O Tribunal Regional do Trabalho da 9ª Região (TRT/PR) completou na última segunda-feira 25 anos de atividade com um problema que não deve ter solução em tão curto espaço de tempo: a falta de um número adequado de servidores em seus quadros. De acordo com a presidente do TRT/PR, a juíza Adriana Nucci Paes Cruz, os 1.110 servidores não são suficientes para dar conta do movimento processual do tribunal.
Como comparação, o Estado de Santa Catarina possui em seus quadros 1.350 servidores para atender um movimento 33% inferior ao do Estado do Paraná. ''Temos varas em que o atendimento é feito por seis, sete pessoas sendo que o ideal seria no mínimo 13'',exemplifica a presidente.
Como principal causa dessa dificuldade, a juíza cita a lentidão na aprovação de duas leis no Congresso Nacional que permitiriam a inclusão de 400 novos servidores, 40 apenas na área de processamento de dados. Segundo a presidente do TRT/PR, desde 1993, esses projetos de lei estão para serem sancionados, tempo suficiente para, inclusive, certos cargos solicitados estarem defasados. ''Para o cargo de técnico judiciário, por exemplo, a nomenclatura foi até alterada'', explica.
Na opinião da juíza, falta mais empenho da bancada paranaense tanto na Câmara dos Deputados como no Senado Federal para aprovar de vez os projetos de lei. ''Desta forma se sanaria uma distorção que tem tanto tem prejudicado trabalhadores e empresários de nosso Estado'', enfatiza.

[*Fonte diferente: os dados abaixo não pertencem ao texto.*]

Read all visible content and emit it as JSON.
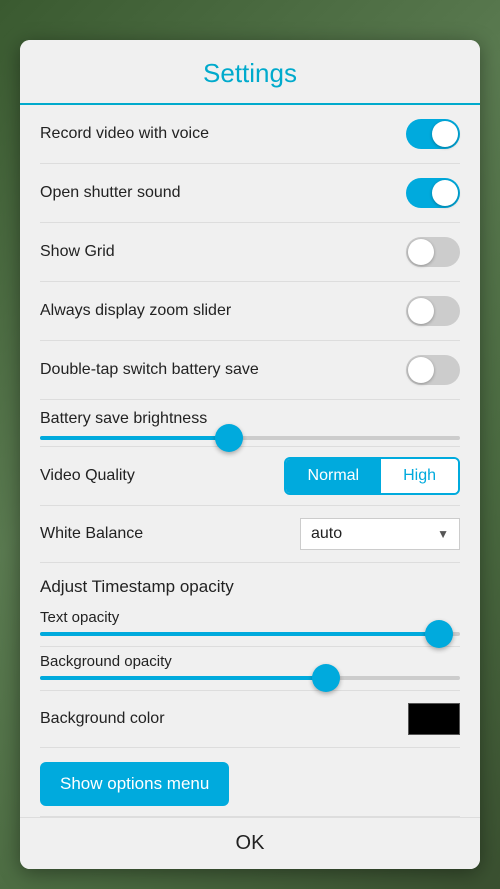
{
  "dialog": {
    "title": "Settings"
  },
  "settings": {
    "record_video_label": "Record video with voice",
    "record_video_on": true,
    "open_shutter_label": "Open shutter sound",
    "open_shutter_on": true,
    "show_grid_label": "Show Grid",
    "show_grid_on": false,
    "always_display_label": "Always display zoom slider",
    "always_display_on": false,
    "double_tap_label": "Double-tap switch battery save",
    "double_tap_on": false,
    "battery_brightness_label": "Battery save brightness",
    "battery_brightness_pct": 45,
    "video_quality_label": "Video Quality",
    "video_quality_normal": "Normal",
    "video_quality_high": "High",
    "video_quality_selected": "Normal",
    "white_balance_label": "White Balance",
    "white_balance_value": "auto",
    "timestamp_heading": "Adjust Timestamp opacity",
    "text_opacity_label": "Text opacity",
    "text_opacity_pct": 95,
    "bg_opacity_label": "Background opacity",
    "bg_opacity_pct": 68,
    "bg_color_label": "Background color",
    "options_menu_label": "Show options menu",
    "ok_label": "OK"
  }
}
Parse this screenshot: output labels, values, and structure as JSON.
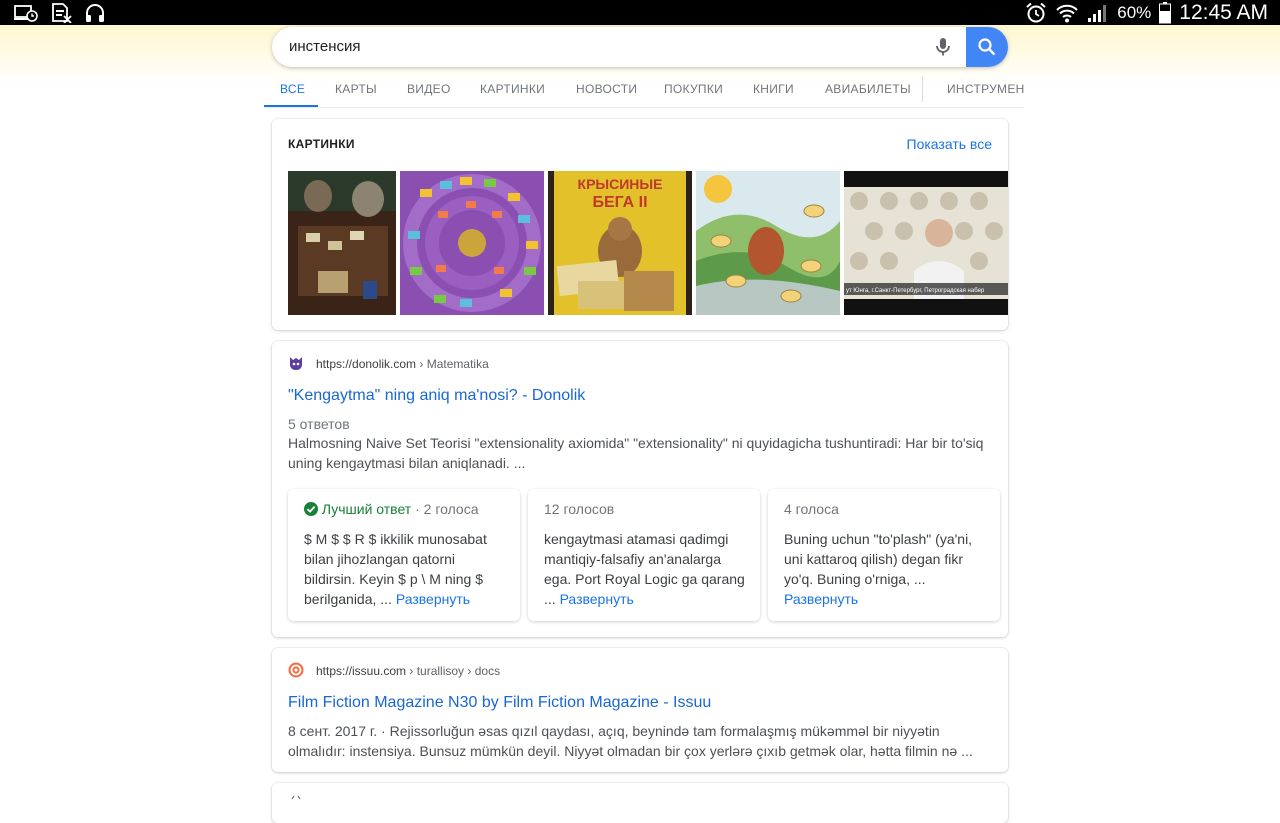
{
  "statusbar": {
    "battery_pct": "60%",
    "time": "12:45 AM"
  },
  "search": {
    "query": "инстенсия"
  },
  "tabs": [
    {
      "label": "ВСЕ",
      "active": true
    },
    {
      "label": "КАРТЫ"
    },
    {
      "label": "ВИДЕО"
    },
    {
      "label": "КАРТИНКИ"
    },
    {
      "label": "НОВОСТИ"
    },
    {
      "label": "ПОКУПКИ"
    },
    {
      "label": "КНИГИ"
    },
    {
      "label": "АВИАБИЛЕТЫ"
    },
    {
      "label": "ИНСТРУМЕН"
    }
  ],
  "images": {
    "title": "КАРТИНКИ",
    "show_all": "Показать все",
    "thumb2_text_line1": "КРЫСИНЫЕ",
    "thumb2_text_line2": "БЕГА II",
    "thumb4_caption": "ут Юнга, г.Санкт-Петербург, Петроградская набер"
  },
  "result1": {
    "url": "https://donolik.com",
    "crumb": " › Matematika",
    "title": "\"Kengaytma\" ning aniq ma'nosi? - Donolik",
    "meta": "5 ответов",
    "snippet": "Halmosning Naive Set Teorisi \"extensionality axiomida\" \"extensionality\" ni quyidagicha tushuntiradi: Har bir to'siq uning kengaytmasi bilan aniqlanadi. ...",
    "answers": [
      {
        "best": "Лучший ответ",
        "votes": " · 2 голоса",
        "text": "$ M $ $ R $ ikkilik munosabat bilan jihozlangan qatorni bildirsin. Keyin $ p \\ M ning $ berilganida, ... ",
        "more": "Развернуть"
      },
      {
        "votes": "12 голосов",
        "text": "kengaytmasi atamasi qadimgi mantiqiy-falsafiy an'analarga ega. Port Royal Logic ga qarang ... ",
        "more": "Развернуть"
      },
      {
        "votes": "4 голоса",
        "text": "Buning uchun \"to'plash\" (ya'ni, uni kattaroq qilish) degan fikr yo'q. Buning o'rniga, ... ",
        "more": "Развернуть"
      }
    ]
  },
  "result2": {
    "url": "https://issuu.com",
    "crumb": " › turallisoy › docs",
    "title": "Film Fiction Magazine N30 by Film Fiction Magazine - Issuu",
    "snippet": "8 сент. 2017 г. · Rejissorluğun əsas qızıl qaydası, açıq, beynində tam formalaşmış mükəmməl bir niyyətin olmalıdır: instensiya. Bunsuz mümkün deyil. Niyyət olmadan bir çox yerlərə çıxıb getmək olar, hətta filmin nə ..."
  }
}
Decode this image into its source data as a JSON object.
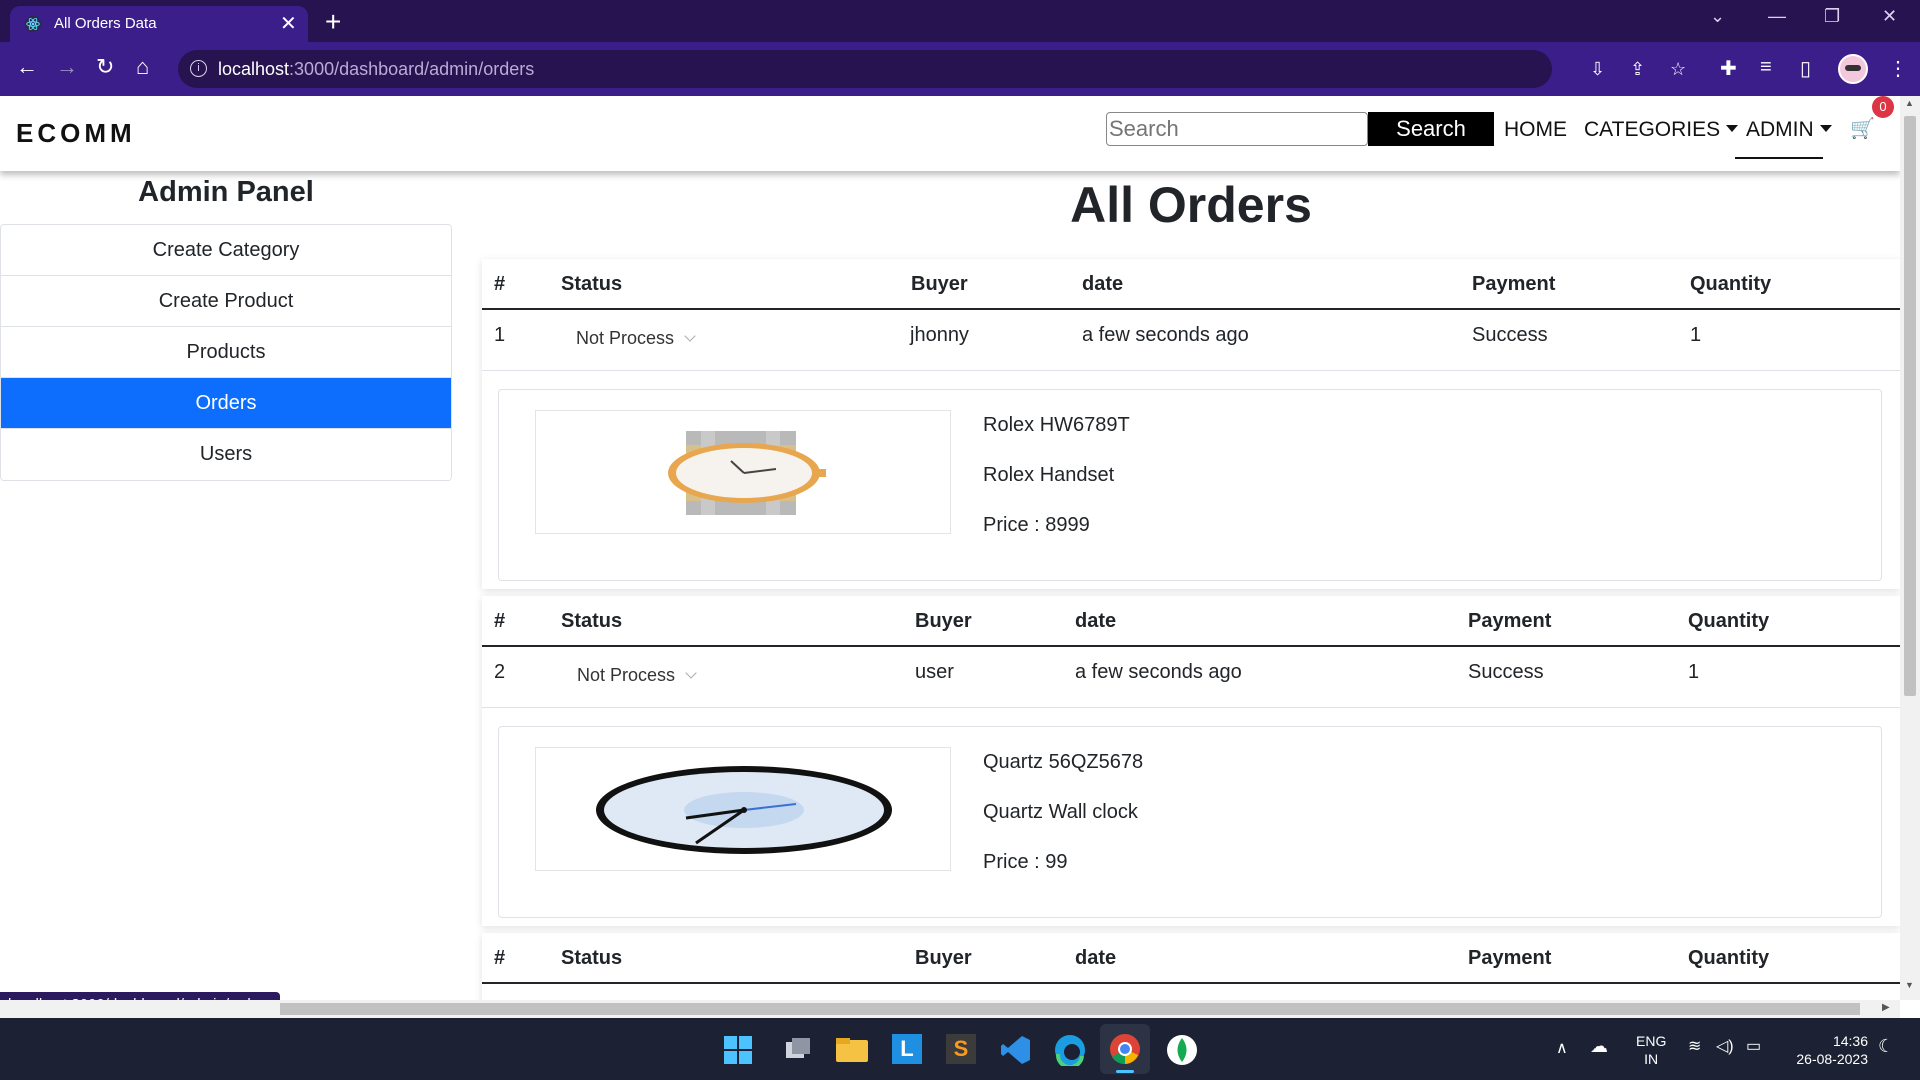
{
  "browser": {
    "tab_title": "All Orders Data",
    "url_host": "localhost",
    "url_rest": ":3000/dashboard/admin/orders",
    "status_url": "localhost:3000/dashboard/admin/orders"
  },
  "navbar": {
    "brand": "ECOMM",
    "search_placeholder": "Search",
    "search_button": "Search",
    "home": "HOME",
    "categories": "CATEGORIES",
    "admin": "ADMIN",
    "cart_count": "0"
  },
  "sidebar": {
    "title": "Admin Panel",
    "items": [
      {
        "label": "Create Category"
      },
      {
        "label": "Create Product"
      },
      {
        "label": "Products"
      },
      {
        "label": "Orders"
      },
      {
        "label": "Users"
      }
    ]
  },
  "main": {
    "title": "All Orders",
    "headers": {
      "num": "#",
      "status": "Status",
      "buyer": "Buyer",
      "date": "date",
      "payment": "Payment",
      "quantity": "Quantity"
    },
    "orders": [
      {
        "num": "1",
        "status": "Not Process",
        "buyer": "jhonny",
        "date": "a few seconds ago",
        "payment": "Success",
        "quantity": "1",
        "product": {
          "name": "Rolex HW6789T",
          "description": "Rolex Handset",
          "price": "Price : 8999"
        }
      },
      {
        "num": "2",
        "status": "Not Process",
        "buyer": "user",
        "date": "a few seconds ago",
        "payment": "Success",
        "quantity": "1",
        "product": {
          "name": "Quartz 56QZ5678",
          "description": "Quartz Wall clock",
          "price": "Price : 99"
        }
      }
    ]
  },
  "taskbar": {
    "lang": "ENG",
    "region": "IN",
    "time": "14:36",
    "date": "26-08-2023"
  }
}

ORÇAMENTO - Outra situação difícil pela qual o tribunal está passando atualmente é o orçamento deficitário. Conforme afirma a juíza Adriana, hoje o TRT/PR possui uma folha mensal de R$ 11 milhões, porém só há recursos para se custear metade desse valor até o mês de dezembro.
Para contornar essa situação, o TRT/PR solicitou no mês de junho ao Tribunal Superior do Trabalho (TST) uma suplementação em seu orçamento e agora aguarda aprovação do Congresso Nacional.
Com esse acréscimo na receita, a presidente do TRT acredita que poderá manter a folha de pagamento em dia. Porém, o novo recurso não atenderá outras diferenças atrasadas em execução.
Mesmo sem citar valores, a juíza Adriana Nucci Paes Cruz ressalta que o pedido solicitado ao TST para cobrir a folha de pagamento desse ano é um pouco inferior ao mesmo pedido feito ano passado.